Further studies have shown that people are likely to turn to conspiracy theories when they are anxious and feel powerless. Other research indicates that conspiracy theory belief is strongly related to lack of sociopolitical control or lack of psychological empowerment.

Among many other reasons, belief in conspiracy theory also appears to be partly predicted by the perception that society is under threat, and that society’s fundamental values are changing. A lack of control over perception of these changes can lead to people to exaggerate the influence that they attribute to their ‘enemies’, and can deepen their belief in conspiracies, provided that the perceivers consider the implicated authorities, or ‘enemies’ as immoral.

Conspiracy theories do not seem to be restricted to specific times or cultures: Citizens around the world are susceptible to them, from modern to traditional societies. The tendency to be suspicious of the possibility that others are forming conspiracies against one and one’s group may well be a fundamental part of human nature.

Religious congregations are not exempt from the workings of a particular form of social proof. Devotees who talk about their miraculous transformations, whether legitimate or “planted,” do the job of convincing ambivalent minds into pledging their commitment and their resources to the religious cause.

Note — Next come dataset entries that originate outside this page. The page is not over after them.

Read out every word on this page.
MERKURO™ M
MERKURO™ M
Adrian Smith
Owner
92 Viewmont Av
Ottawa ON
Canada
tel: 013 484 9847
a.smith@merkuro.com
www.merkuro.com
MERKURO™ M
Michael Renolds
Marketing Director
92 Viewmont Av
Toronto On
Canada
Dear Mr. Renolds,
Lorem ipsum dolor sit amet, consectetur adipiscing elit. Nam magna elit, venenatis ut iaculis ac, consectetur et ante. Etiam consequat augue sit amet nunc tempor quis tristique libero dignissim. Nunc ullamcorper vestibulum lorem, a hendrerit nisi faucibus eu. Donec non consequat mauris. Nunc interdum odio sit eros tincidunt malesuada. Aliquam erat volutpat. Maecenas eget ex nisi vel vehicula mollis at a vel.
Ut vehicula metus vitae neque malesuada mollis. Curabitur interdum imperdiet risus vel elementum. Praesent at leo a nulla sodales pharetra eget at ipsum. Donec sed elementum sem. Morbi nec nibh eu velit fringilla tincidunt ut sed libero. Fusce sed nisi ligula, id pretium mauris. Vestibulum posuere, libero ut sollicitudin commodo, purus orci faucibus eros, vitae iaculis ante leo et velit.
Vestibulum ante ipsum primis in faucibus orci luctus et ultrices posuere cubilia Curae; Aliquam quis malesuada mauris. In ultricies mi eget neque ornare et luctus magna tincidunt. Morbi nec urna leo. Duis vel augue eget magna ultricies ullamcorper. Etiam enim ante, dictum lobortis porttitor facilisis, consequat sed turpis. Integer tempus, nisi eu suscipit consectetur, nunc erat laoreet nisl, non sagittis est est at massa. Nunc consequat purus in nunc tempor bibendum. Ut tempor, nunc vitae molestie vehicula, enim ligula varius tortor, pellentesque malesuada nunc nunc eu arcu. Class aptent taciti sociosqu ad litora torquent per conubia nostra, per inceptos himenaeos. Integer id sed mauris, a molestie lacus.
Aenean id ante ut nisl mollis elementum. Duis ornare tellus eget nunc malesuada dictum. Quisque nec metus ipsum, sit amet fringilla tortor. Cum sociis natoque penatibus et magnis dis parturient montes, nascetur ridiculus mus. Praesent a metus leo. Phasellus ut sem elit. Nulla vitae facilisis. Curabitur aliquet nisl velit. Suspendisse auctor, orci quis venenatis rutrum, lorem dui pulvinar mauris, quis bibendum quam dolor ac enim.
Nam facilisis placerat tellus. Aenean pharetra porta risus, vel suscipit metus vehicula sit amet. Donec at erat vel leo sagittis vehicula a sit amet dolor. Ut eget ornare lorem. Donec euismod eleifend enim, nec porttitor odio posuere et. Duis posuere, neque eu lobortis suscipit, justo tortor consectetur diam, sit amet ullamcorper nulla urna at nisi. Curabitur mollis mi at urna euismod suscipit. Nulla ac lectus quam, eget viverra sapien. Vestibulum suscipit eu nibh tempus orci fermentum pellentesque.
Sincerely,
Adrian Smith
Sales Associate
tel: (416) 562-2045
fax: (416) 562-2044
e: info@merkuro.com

When trying to counter misinformation goes wrong

Taking a myth-busting approach to countering misinformation and conspiracy theories might seem like a good way to go. Perhaps calling out the myth and then [resenting reality seems like a logical, fact-based way to present corrective information so people can change their behaviour, based on good evidence.

The truth will always win, right?

Unfortunately, this is not how the brain with its inherent cognitive biases paired with social influences works. What is actually seems to do is trigger what has become known as the backfire effect, where the myth ends up becoming more memorable that the fact.In a study evaluating a ‘Myths and Facts’ flyer about flu vaccines, things seemed to go well initially. Immediate after reading the flyer, study participants accurately remembered the facts as facts and myths as myths. But only 30 minutes later, this completely changed, with myths becoming much more likely to be remembered as ‘facts’.

It seems as though merely mentioning the myths actually seems to reinforce them. And then over time – and a shockingly short period of time at that – you forget the context in which you heard the myth. So, even in the context of a myth-debunking flyer, the participant is more likely to be left with just the memory of the myth itself, as fact.

Avoiding the backfire effect

The biggest power lies in pre-bunking rather than debunking – and that’s pre-emptively warning people about the strategies that people are using to speed conspiracy theories, like high-end production values and the use of fake experts.

Check out the Bad News game online for more about this. It’s been proven to be particularly effective because it simulates sites like Twitter, allowing you to build your follower base by implying misinformation techniques like impersonating of delegitimising official accounts by attacking them in different ways, making polarising comments deigned to create partisan divides, or through creating complete conspiracy theories.